Motivators. Motivator merupakan kekuatan yang mempesona
yang secara posotif mentransformasikan konteks kerja. Motivator akan menambah
hasrat, membuat ingin bekerja, belajar, terlibat, berprestasi, dikenal dan
sebagainya.
Action. Tuhan Pencipta Segala berfirman: I'malu
fasayarallahu 'amalakum warasuluhu wa al-mu'munun (Bertindaklah kalian.
Sesungguhnya Allah, rasul dan orang-orang yang beriman akan menyaksikan
tindakan kalian —Q.S. 9: 105). Motivasi adalah keadaan yang aktif, tidak pasif.
Manusia
akan sangat termotivasi secara sangat tinggi pada saat mereka terlibat secara aktif.

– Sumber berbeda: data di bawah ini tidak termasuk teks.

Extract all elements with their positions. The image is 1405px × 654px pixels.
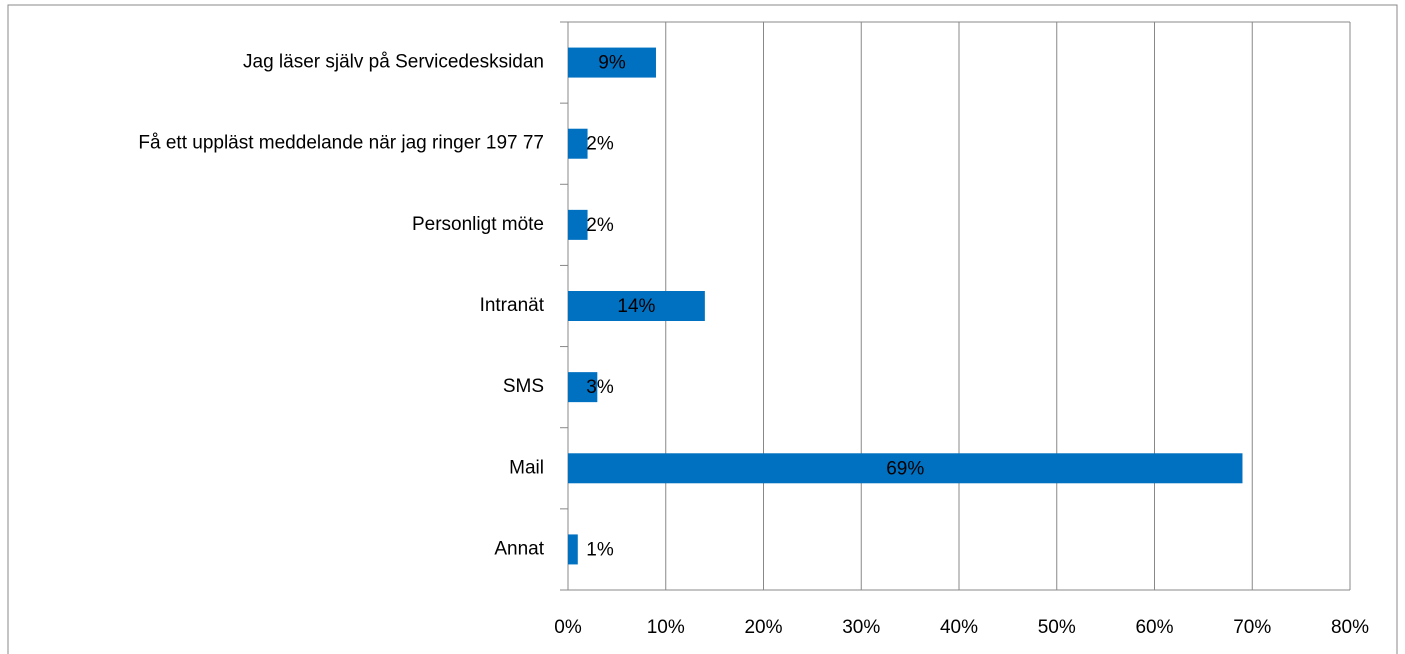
x-tick-label: 40% (940, 617, 978, 638)
data-label: 2% (586, 215, 614, 236)
x-tick-label: 80% (1331, 617, 1369, 638)
bar (568, 128, 588, 159)
x-tick-label: 10% (647, 617, 685, 638)
data-label: 14% (617, 296, 655, 317)
x-tick-label: 60% (1135, 617, 1173, 638)
data-label: 2% (586, 134, 614, 155)
bar (568, 453, 1243, 484)
chart-border (7, 4, 1398, 654)
x-tick-label: 20% (744, 617, 782, 638)
y-tick-label: Mail (509, 457, 544, 478)
y-tick-label: Annat (494, 538, 544, 559)
x-tick-label: 50% (1038, 617, 1076, 638)
data-label: 69% (886, 458, 924, 479)
bar (568, 372, 598, 403)
x-tick-label: 30% (842, 617, 880, 638)
y-tick-label: Personligt möte (412, 214, 544, 235)
bar (568, 534, 578, 565)
data-label: 9% (598, 53, 626, 74)
y-tick-label: Få ett uppläst meddelande när jag ringer… (138, 133, 544, 154)
y-tick-label: SMS (503, 376, 544, 397)
x-tick-label: 70% (1233, 617, 1271, 638)
data-label: 3% (586, 377, 614, 398)
bar (568, 209, 588, 240)
bar (568, 47, 656, 78)
bar (568, 291, 705, 321)
y-tick-label: Jag läser själv på Servicedesksidan (243, 52, 544, 73)
y-tick-label: Intranät (480, 295, 545, 316)
data-label: 1% (586, 539, 614, 560)
x-tick-label: 0% (554, 617, 582, 638)
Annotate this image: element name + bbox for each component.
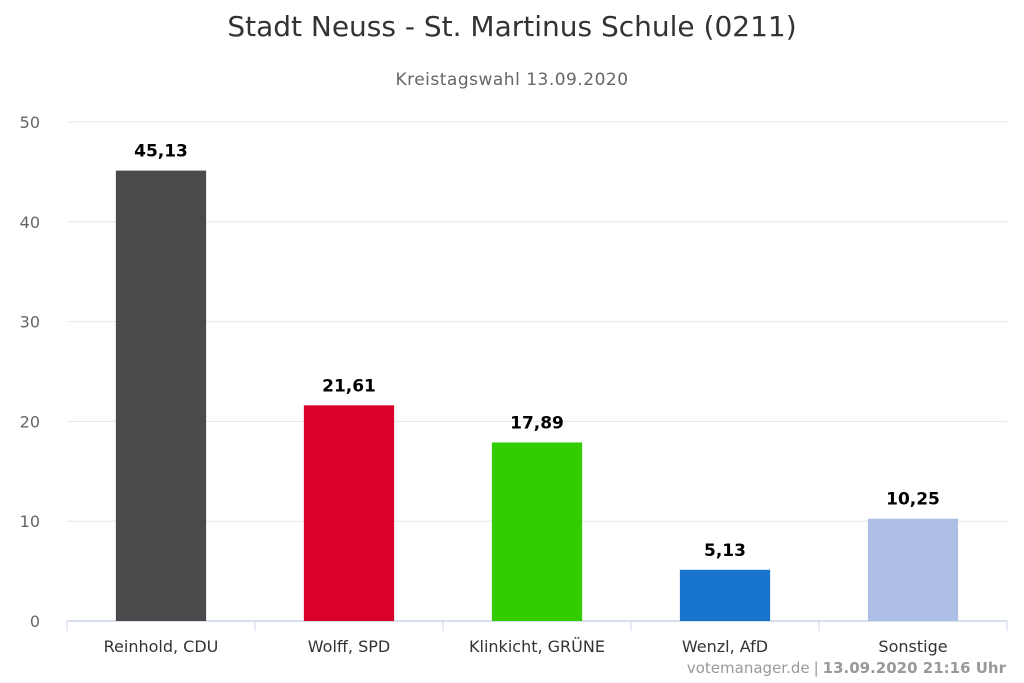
data-label: 5,13 bbox=[704, 541, 746, 561]
x-tick-label: Wenzl, AfD bbox=[682, 637, 768, 656]
y-tick-label: 20 bbox=[20, 412, 40, 431]
x-axis: 0 10 20 30 40 50 Reinhold, CDU Wolff, SPD Klinki… bbox=[20, 113, 1008, 656]
credit-source[interactable]: votemanager.de bbox=[686, 659, 810, 677]
chart-subtitle: Kreistagswahl 13.09.2020 bbox=[395, 70, 629, 90]
chart-title: Stadt Neuss - St. Martinus Schule (0211) bbox=[227, 10, 797, 43]
bar[interactable] bbox=[115, 170, 207, 621]
y-tick-label: 50 bbox=[20, 113, 40, 132]
credit-timestamp: 13.09.2020 21:16 Uhr bbox=[822, 659, 1006, 677]
x-tick-label: Wolff, SPD bbox=[308, 637, 390, 656]
bar[interactable] bbox=[303, 405, 395, 621]
credit-separator: | bbox=[813, 659, 819, 677]
credit-line[interactable]: votemanager.de | 13.09.2020 21:16 Uhr bbox=[687, 659, 1006, 677]
y-tick-label: 10 bbox=[20, 512, 40, 531]
bar-series bbox=[115, 170, 959, 621]
bar[interactable] bbox=[491, 442, 583, 621]
data-label: 17,89 bbox=[510, 413, 564, 433]
data-label: 10,25 bbox=[886, 490, 940, 510]
data-labels: 45,13 21,61 17,89 5,13 10,25 bbox=[134, 142, 940, 561]
bar[interactable] bbox=[867, 518, 959, 621]
x-tick-label: Sonstige bbox=[878, 637, 947, 656]
data-label: 21,61 bbox=[322, 376, 376, 396]
y-tick-label: 0 bbox=[30, 612, 40, 631]
data-label: 45,13 bbox=[134, 142, 188, 162]
bar[interactable] bbox=[679, 569, 771, 621]
y-tick-label: 40 bbox=[20, 213, 40, 232]
x-tick-label: Klinkicht, GRÜNE bbox=[469, 637, 605, 656]
x-tick-label: Reinhold, CDU bbox=[104, 637, 219, 656]
y-tick-label: 30 bbox=[20, 313, 40, 332]
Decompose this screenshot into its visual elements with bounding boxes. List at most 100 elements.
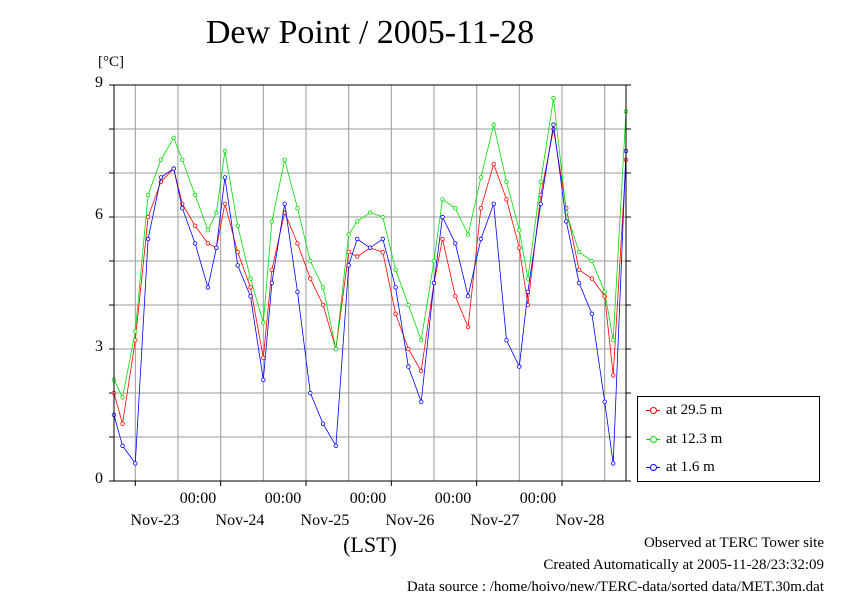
legend-marker [646, 462, 660, 472]
data-point [235, 249, 240, 255]
x-time-tick-label: 00:00 [264, 490, 302, 507]
data-point [380, 249, 385, 255]
legend: at 29.5 m at 12.3 m at 1.6 m [637, 396, 820, 482]
data-point [120, 421, 125, 426]
x-time-tick-label: 00:00 [179, 490, 217, 507]
data-point [564, 219, 569, 224]
data-point [453, 205, 458, 211]
data-point [120, 395, 125, 400]
y-tick-label: 3 [95, 338, 103, 355]
data-point [320, 302, 326, 308]
series-line-2 [113, 124, 627, 465]
data-point [589, 276, 595, 281]
data-point [491, 201, 496, 206]
data-point [269, 219, 275, 224]
legend-marker [646, 405, 660, 415]
data-point [355, 236, 360, 242]
y-tick-label: 6 [95, 206, 103, 223]
data-point [261, 320, 266, 325]
data-point [295, 289, 300, 294]
data-point [320, 285, 326, 290]
x-time-tick-label: 00:00 [434, 490, 472, 507]
data-point [145, 192, 151, 198]
data-point [333, 443, 339, 448]
x-date-label: Nov-24 [215, 512, 265, 529]
data-point [440, 236, 445, 242]
x-date-label: Nov-23 [130, 512, 180, 529]
data-point [192, 241, 198, 246]
data-point [355, 254, 360, 259]
data-point [406, 302, 411, 308]
data-point [465, 232, 471, 237]
data-point [248, 294, 253, 299]
data-point [611, 373, 616, 378]
series-line-0 [113, 128, 627, 424]
data-point [538, 201, 543, 206]
footer-created: Created Automatically at 2005-11-28/23:3… [543, 557, 824, 573]
data-point [504, 338, 509, 343]
x-date-label: Nov-26 [385, 512, 435, 529]
data-point [440, 214, 445, 220]
data-point [380, 236, 385, 242]
data-point [308, 390, 313, 396]
data-point [367, 245, 373, 250]
data-point [611, 461, 616, 466]
data-point [261, 377, 266, 382]
data-point [465, 324, 471, 330]
data-point [205, 241, 211, 246]
data-point [406, 364, 411, 369]
data-point [171, 135, 176, 140]
data-point [346, 232, 351, 237]
x-time-tick-label: 00:00 [349, 490, 387, 507]
data-point [380, 214, 385, 220]
data-point [589, 258, 595, 264]
data-point [180, 157, 185, 162]
data-point [355, 219, 360, 224]
data-point [491, 122, 496, 127]
series-line-1 [113, 98, 627, 399]
data-point [602, 289, 607, 294]
data-point [538, 179, 543, 184]
data-point [589, 311, 595, 316]
data-point [367, 210, 373, 215]
data-point [214, 245, 219, 250]
data-point [158, 175, 164, 180]
data-point [295, 241, 300, 246]
x-date-label: Nov-28 [555, 512, 605, 529]
legend-item-12-3m: at 12.3 m [646, 430, 722, 448]
legend-label: at 29.5 m [666, 401, 723, 418]
legend-label: at 12.3 m [666, 430, 723, 447]
data-point [171, 166, 176, 171]
data-point [419, 338, 424, 343]
data-point [222, 148, 228, 154]
data-point [504, 197, 509, 202]
data-point [158, 157, 164, 162]
data-point [295, 205, 300, 211]
data-point [205, 227, 211, 233]
data-point [269, 267, 275, 272]
data-point [235, 263, 240, 268]
data-point [346, 263, 351, 268]
data-point [525, 276, 531, 281]
data-point [248, 276, 253, 281]
data-point [180, 205, 185, 211]
data-point [133, 329, 138, 334]
legend-marker [646, 434, 660, 444]
chart-title: Dew Point / 2005-11-28 [205, 14, 535, 51]
data-point [525, 289, 531, 294]
data-point [517, 364, 522, 369]
data-point [269, 280, 275, 286]
data-point [406, 346, 411, 352]
data-point [465, 294, 471, 299]
data-point [602, 399, 607, 404]
data-point [419, 399, 424, 404]
footer-source: Data source : /home/hoivo/new/TERC-data/… [406, 579, 824, 595]
data-point [478, 175, 484, 180]
data-point [192, 223, 198, 228]
data-point [478, 236, 484, 242]
data-point [431, 258, 437, 264]
data-point [393, 311, 398, 316]
data-point [282, 157, 287, 162]
data-point [120, 443, 125, 448]
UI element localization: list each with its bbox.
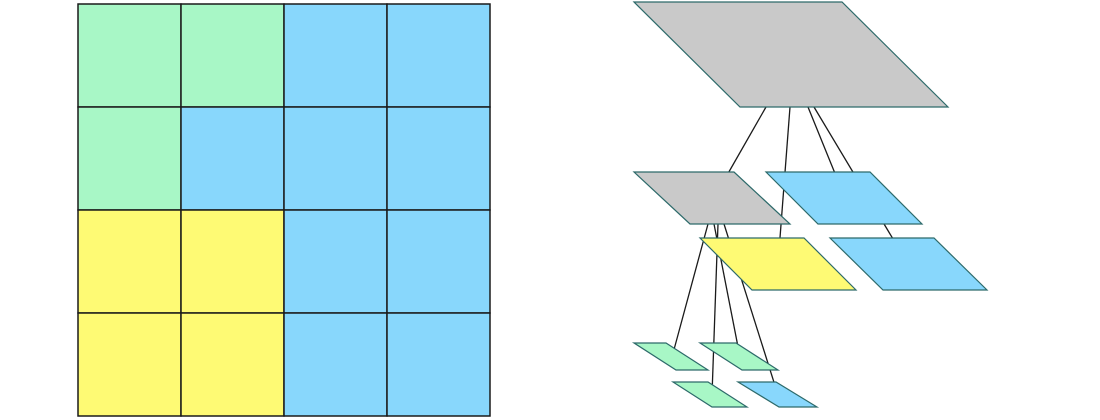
grid-cell-r3-c3 [283, 209, 388, 314]
grid-region-map [77, 3, 491, 417]
tree-nodes [631, 1, 989, 408]
grid-cell-r2-c2 [180, 106, 285, 211]
grid-cell-r1-c3 [283, 3, 388, 108]
grid-cell-r1-c4 [386, 3, 491, 108]
grid-cell-r2-c1 [77, 106, 182, 211]
tree-node-root [632, 1, 950, 108]
grid-cell-r4-c4 [386, 312, 491, 417]
grid-cell-r1-c2 [180, 3, 285, 108]
quadtree-tree [631, 1, 989, 408]
grid-cell-r4-c1 [77, 312, 182, 417]
tree-node-l2-nw [631, 342, 711, 371]
tree-node-l2-sw [670, 381, 750, 408]
tree-node-l2-ne [697, 342, 781, 371]
grid-cell-r3-c1 [77, 209, 182, 314]
grid-cell-r1-c1 [77, 3, 182, 108]
tree-node-l1-sw [698, 237, 858, 291]
grid-cell-r3-c4 [386, 209, 491, 314]
grid-cell-r2-c4 [386, 106, 491, 211]
tree-link-l1-nw [671, 223, 709, 358]
grid-cell-r2-c3 [283, 106, 388, 211]
grid-cell-r3-c2 [180, 209, 285, 314]
tree-node-l1-se [828, 237, 989, 291]
tree-node-l1-nw [632, 171, 792, 225]
tree-node-l1-ne [764, 171, 924, 225]
grid-cell-r4-c3 [283, 312, 388, 417]
grid-cell-r4-c2 [180, 312, 285, 417]
tree-node-l2-se [735, 381, 820, 408]
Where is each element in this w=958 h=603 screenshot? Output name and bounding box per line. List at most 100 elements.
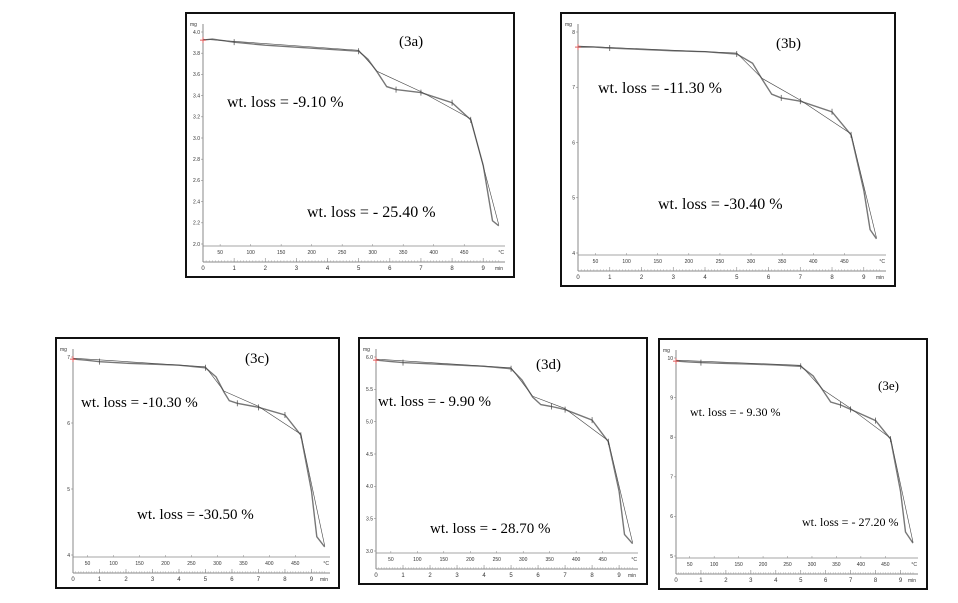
temperature-tick-label: 150 — [277, 250, 286, 256]
temperature-unit-label: °C — [323, 561, 329, 567]
temperature-tick-label: 100 — [413, 557, 422, 563]
x-tick-label: 1 — [232, 266, 236, 272]
y-tick-label: 4 — [572, 251, 575, 257]
y-unit-label: mg — [363, 347, 370, 353]
x-unit-label: min — [495, 266, 503, 272]
y-tick-label: 4.5 — [366, 452, 373, 458]
x-tick-label: 5 — [357, 266, 361, 272]
y-tick-label: 7 — [67, 355, 70, 361]
x-tick-label: 0 — [576, 275, 580, 281]
y-tick-label: 3.4 — [193, 93, 200, 99]
y-tick-label: 5.0 — [366, 419, 373, 425]
x-tick-label: 1 — [401, 573, 405, 579]
temperature-tick-label: 400 — [430, 250, 439, 256]
tangent-line — [205, 366, 225, 392]
tangent-line — [532, 395, 566, 409]
x-tick-label: 1 — [699, 578, 703, 584]
y-tick-label: 3.5 — [366, 516, 373, 522]
x-tick-label: 8 — [283, 577, 287, 583]
annotation-first-loss-3d: wt. loss = - 9.90 % — [378, 394, 492, 410]
annotation-second-loss-3a: wt. loss = - 25.40 % — [307, 204, 436, 221]
temperature-tick-label: 150 — [440, 557, 449, 563]
annotation-first-loss-3e: wt. loss = - 9.30 % — [690, 405, 781, 419]
tangent-line — [800, 365, 824, 391]
x-tick-label: 0 — [201, 266, 205, 272]
x-tick-label: 4 — [326, 266, 330, 272]
chart-panel-3d: mg 6.0 5.5 5.0 4.5 4.0 3.5 3.0 0 1 2 3 4 5 6 7 8 9 min 50 10… — [358, 337, 648, 585]
tangent-line — [510, 367, 533, 397]
annotation-second-loss-3c: wt. loss = -30.50 % — [137, 507, 254, 523]
y-tick-label: 3.2 — [193, 115, 200, 121]
tangent-line — [675, 359, 801, 366]
tangent-line — [762, 78, 801, 101]
temperature-tick-label: 350 — [546, 557, 555, 563]
tangent-line — [800, 99, 852, 135]
temperature-tick-label: 400 — [857, 562, 866, 568]
y-tick-label: 7 — [572, 85, 575, 91]
x-tick-label: 0 — [674, 578, 678, 584]
temperature-tick-label: 200 — [307, 250, 316, 256]
tga-curve — [202, 38, 500, 227]
y-unit-label: mg — [565, 22, 572, 28]
x-tick-label: 2 — [124, 577, 128, 583]
temperature-tick-label: 200 — [759, 562, 768, 568]
x-unit-label: min — [628, 573, 636, 579]
y-tick-label: 5 — [572, 196, 575, 202]
temperature-tick-label: 100 — [710, 562, 719, 568]
tangent-line — [300, 434, 325, 546]
temperature-tick-label: 200 — [466, 557, 475, 563]
temperature-tick-label: 150 — [734, 562, 743, 568]
x-tick-label: 7 — [849, 578, 853, 584]
y-tick-label: 5 — [67, 487, 70, 493]
temperature-tick-label: 250 — [783, 562, 792, 568]
x-tick-label: 4 — [482, 573, 486, 579]
tga-curve — [578, 46, 878, 240]
tangent-line — [377, 71, 422, 92]
x-tick-label: 8 — [590, 573, 594, 579]
tangent-line — [375, 358, 512, 369]
temperature-unit-label: °C — [498, 250, 504, 256]
tga-curve — [375, 359, 634, 545]
x-tick-label: 2 — [264, 266, 268, 272]
tangent-line — [258, 406, 302, 435]
y-tick-label: 6 — [67, 421, 70, 427]
annotation-second-loss-3b: wt. loss = -30.40 % — [658, 196, 783, 213]
chart-panel-3e: mg 10 9 8 7 6 5 0 1 2 3 4 5 6 7 8 9 min 50 100 150 200 250 300 3… — [658, 338, 928, 590]
temperature-tick-label: 350 — [778, 259, 787, 265]
temperature-tick-label: 350 — [832, 562, 841, 568]
x-tick-label: 3 — [151, 577, 155, 583]
x-tick-label: 6 — [536, 573, 540, 579]
temperature-tick-label: 200 — [685, 259, 694, 265]
y-tick-label: 2.6 — [193, 178, 200, 184]
x-tick-label: 2 — [640, 275, 644, 281]
x-tick-label: 9 — [310, 577, 314, 583]
x-tick-label: 7 — [799, 275, 803, 281]
y-tick-label: 3.8 — [193, 51, 200, 57]
x-tick-label: 2 — [428, 573, 432, 579]
x-tick-label: 5 — [735, 275, 739, 281]
tangent-line — [850, 408, 891, 439]
annotation-second-loss-3d: wt. loss = - 28.70 % — [430, 521, 551, 537]
x-tick-label: 9 — [482, 266, 486, 272]
tangent-line — [850, 133, 877, 238]
x-tick-label: 3 — [749, 578, 753, 584]
y-tick-label: 7 — [670, 475, 673, 481]
y-tick-label: 4 — [67, 553, 70, 559]
x-tick-label: 8 — [874, 578, 878, 584]
temperature-tick-label: 50 — [85, 561, 91, 567]
x-tick-label: 7 — [257, 577, 261, 583]
tangent-line — [577, 45, 737, 54]
y-tick-label: 5 — [670, 554, 673, 560]
temperature-tick-label: 100 — [622, 259, 631, 265]
x-tick-label: 4 — [177, 577, 181, 583]
tga-curve — [72, 358, 326, 548]
y-unit-label: mg — [663, 348, 670, 354]
panel-label-3b: (3b) — [776, 36, 801, 52]
tangent-line — [470, 118, 500, 225]
temperature-unit-label: °C — [879, 259, 885, 265]
y-unit-label: mg — [190, 22, 197, 28]
y-tick-label: 3.0 — [366, 549, 373, 555]
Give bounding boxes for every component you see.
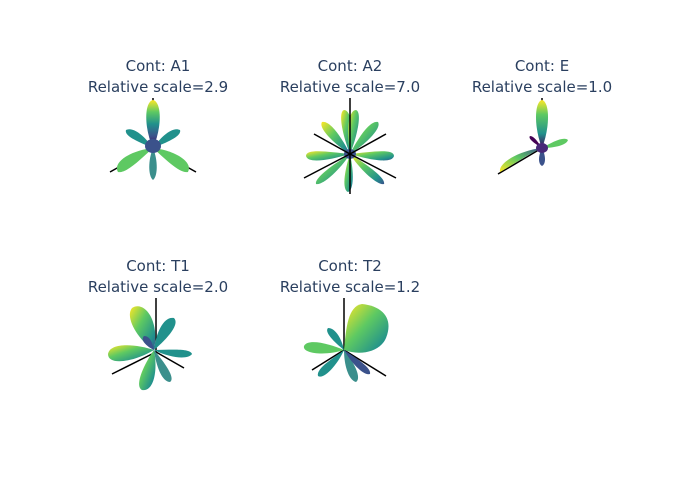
surface-plot-t2[interactable] (290, 298, 410, 408)
panel-title: Cont: A2 (317, 57, 383, 75)
axes-lines (303, 98, 397, 194)
panel-title: Cont: T1 (126, 257, 190, 275)
surface-plot-e[interactable] (482, 98, 602, 208)
panel-title: Cont: E (514, 57, 570, 75)
axes-lines (311, 298, 387, 377)
lobes (499, 100, 568, 172)
axes-lines (497, 98, 543, 175)
panel-subtitle: Relative scale=2.0 (87, 278, 229, 296)
panel-e: Cont: E Relative scale=1.0 (447, 56, 637, 208)
panel-subtitle: Relative scale=1.0 (471, 78, 613, 96)
panel-a1: Cont: A1 Relative scale=2.9 (63, 56, 253, 208)
panel-title: Cont: T2 (318, 257, 382, 275)
panel-t2: Cont: T2 Relative scale=1.2 (255, 256, 445, 408)
surface-plot-a2[interactable] (290, 98, 410, 208)
panel-a2: Cont: A2 Relative scale=7.0 (255, 56, 445, 208)
panel-title: Cont: A1 (125, 57, 191, 75)
panel-subtitle: Relative scale=7.0 (279, 78, 421, 96)
panel-t1: Cont: T1 Relative scale=2.0 (63, 256, 253, 408)
lobes (116, 100, 190, 180)
surface-plot-a1[interactable] (98, 98, 218, 208)
lobes (108, 306, 192, 391)
surface-plot-t1[interactable] (98, 298, 218, 408)
lobes (303, 304, 389, 382)
panel-subtitle: Relative scale=2.9 (87, 78, 229, 96)
panel-subtitle: Relative scale=1.2 (279, 278, 421, 296)
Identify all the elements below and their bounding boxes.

Semakin seseorang aktif semakin terseraplah orang itu dalam pekerjaan, dan ia
pun akan semakin berpikir kreatif dan mengalami emosi-emosi yang positif.
Banyak orang merasakan positif dan enerjistik ketika mereka benar-benar sibuk
dalam bekerja.
Fun. Qur'an suci mendalilkan: Inna al-insana
lirabihi lakanud (Sesunggunya manusia itu sangat suka menerima kasih sayang
Tuhannya —Q.S. 100: 6). Senada dengan
pernyataan Qur'an tadi, Spitzer menyata-kan bahwa there is nothing more
motivating than a job that is fun to do.
Bagi kalangan tradisionalis, menyenangkan dalam
bekerja atau belajar merupakan sesuatu yang kontradiksi. Sesuatu yang
menyenangkan merupakan sesuatu yang langka dalam situasi pekerjaan atau ruang
kuliah. Ada yang bangga kalau berhasil membuat mahasiswa stress, tegang dalam
bekerja belajar.
Padahal, menyenangkan dalam bekerja dan belajar
akan menambah energi para pekerja atau siswa. Tidak peduli betapa rutinnya
suatu pekerjaan tapi situasi dapat dibuat lebih menyenangkan dengan
menginterpresi kegiatan seperti selebrasi (celebrations), canda (humors),
kejutan (surprise), dan sebagainya.
Variety. Tuhan menyatakan: Wa qala ya bunaya latadkhulu min babin wahid
wadkhulu min abwabin mutafariqah (Dan Nabi Yakub berkata: Hai anak-anakku,
janganlah kamu masuk dari satu pintu. Masuklah kalian dari beberapa pintu yang
berbeda-beda —12: 67)
Untuk tetap enerjestik dan tekun seseorang
membutuhkan variasi yang memadai. Kesamaan ( sameness ) boleh jadi
membuat orang nyaman ( comfortable ), tapi juga bisa membuat seseorang
menjadi deenerjestik. Salah satu penyakit penting manusia industrial
adalah kebosanan ( boredom ) yang diakibatkan oleh sameness of
routine work. Misalnya, hanya melulu kuliah atau mengajar dan tidak
memiliki aktivitas yang lain. Untuk itu diperlukan variasi dalam melakukan
kegiatan.
Input. Tuhan Qadhi Rabbul Jalil berkata: Fas'alu ahla al-dzikri in
kuntum la ta'lamun. (Q.S. 21: 7), Cara lain yang menarik ( terrific way
) dalam menambah variasi kegiatan adalah dengan menanyakan kepada kawan lain tentang
bagaimana caranya meningkatkan belajar mereka.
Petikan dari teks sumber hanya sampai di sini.